Devine is the antithesis of Persson. Devine is so direct, so precise, and so relentlessly much so that most readers will immediately dismiss his pages as folly. Devine is not folly. I dare any reader to sit alone in a room and read Devine's pages aloud. If one simply "looks" at his pages it is easy to miss what he has actually accomplished. There is such a complicated simplicity to Devine's pages that I can only compare them to the beautiful stuttering lucidity of a glossolaliac. They are truly incantations. Allow yourself to listen. Devine, like Persson, is that rarest of writers -- he cares too much about the writing to be concerned with what anyone cares.

Kimball: I like your descriptors -- defiant, subtle, beautiful, relentless, complicated simplicity, stuttering lucidity. I don't think that anybody but Persson could have imagined Persson or anybody but Devine could have imagined Devine. But, tell me, if it's possible, what kinds of writing are you looking for? What should writers be sending to you?
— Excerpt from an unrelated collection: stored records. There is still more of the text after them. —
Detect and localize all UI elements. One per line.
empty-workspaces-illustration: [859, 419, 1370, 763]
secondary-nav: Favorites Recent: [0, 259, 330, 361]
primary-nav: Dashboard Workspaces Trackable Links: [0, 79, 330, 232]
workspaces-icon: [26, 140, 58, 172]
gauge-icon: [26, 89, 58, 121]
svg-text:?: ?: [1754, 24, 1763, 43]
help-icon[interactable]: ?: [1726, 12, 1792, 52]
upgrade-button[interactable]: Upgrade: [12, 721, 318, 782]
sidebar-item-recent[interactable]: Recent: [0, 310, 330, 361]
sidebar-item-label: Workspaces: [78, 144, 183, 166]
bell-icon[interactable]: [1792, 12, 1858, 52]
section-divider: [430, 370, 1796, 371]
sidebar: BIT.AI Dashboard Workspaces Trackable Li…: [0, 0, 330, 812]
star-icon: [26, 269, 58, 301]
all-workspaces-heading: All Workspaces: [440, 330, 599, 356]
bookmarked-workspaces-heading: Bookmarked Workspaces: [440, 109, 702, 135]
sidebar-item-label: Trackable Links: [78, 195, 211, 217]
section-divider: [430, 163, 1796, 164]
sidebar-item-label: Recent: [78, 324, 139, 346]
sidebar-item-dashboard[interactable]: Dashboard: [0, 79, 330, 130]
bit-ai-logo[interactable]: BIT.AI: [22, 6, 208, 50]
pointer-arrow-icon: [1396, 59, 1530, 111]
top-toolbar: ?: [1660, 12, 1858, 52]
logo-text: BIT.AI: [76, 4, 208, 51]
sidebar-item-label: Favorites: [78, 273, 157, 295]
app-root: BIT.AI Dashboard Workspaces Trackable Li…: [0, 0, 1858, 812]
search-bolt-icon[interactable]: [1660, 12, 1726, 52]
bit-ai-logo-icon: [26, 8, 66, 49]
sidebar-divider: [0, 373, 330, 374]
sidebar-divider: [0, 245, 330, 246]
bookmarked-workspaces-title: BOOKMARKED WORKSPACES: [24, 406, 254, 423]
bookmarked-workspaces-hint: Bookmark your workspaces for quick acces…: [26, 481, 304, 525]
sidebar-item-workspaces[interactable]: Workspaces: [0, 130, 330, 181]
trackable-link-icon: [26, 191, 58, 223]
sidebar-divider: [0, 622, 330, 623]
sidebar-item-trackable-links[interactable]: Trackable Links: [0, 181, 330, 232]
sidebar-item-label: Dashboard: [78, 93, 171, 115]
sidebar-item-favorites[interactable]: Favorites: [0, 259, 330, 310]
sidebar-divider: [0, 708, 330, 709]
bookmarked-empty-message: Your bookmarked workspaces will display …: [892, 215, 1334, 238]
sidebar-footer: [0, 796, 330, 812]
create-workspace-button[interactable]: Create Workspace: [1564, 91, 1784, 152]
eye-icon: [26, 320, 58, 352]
McLendon: You answer most of that question within the question itself. I am looking for writing by writers who are the only ones in the world who could imagine who they are. Writers who know what is at stake in the wager of what they say. Everything is at stake in the best pages I receive. An urgency is made clear as early as the first sentence. Acoustics and cadence and syntax and diction are everything to me -- but they are ultimately nothing unless they present this urgency. The person with the lowest hand can win all, but he or she must place all they own at the middle of the table. This is what I see in the best writing I receive. Those who are willing to wager everything for the sake of difference. The serious urgency of such a writer can be felt when reading his or her pages, which often makes the process of accepting or rejecting submissions largely intuitive. Years of reading and writing and editing contribute greatly to this process, but honestly, the final decision usually comes from my gut.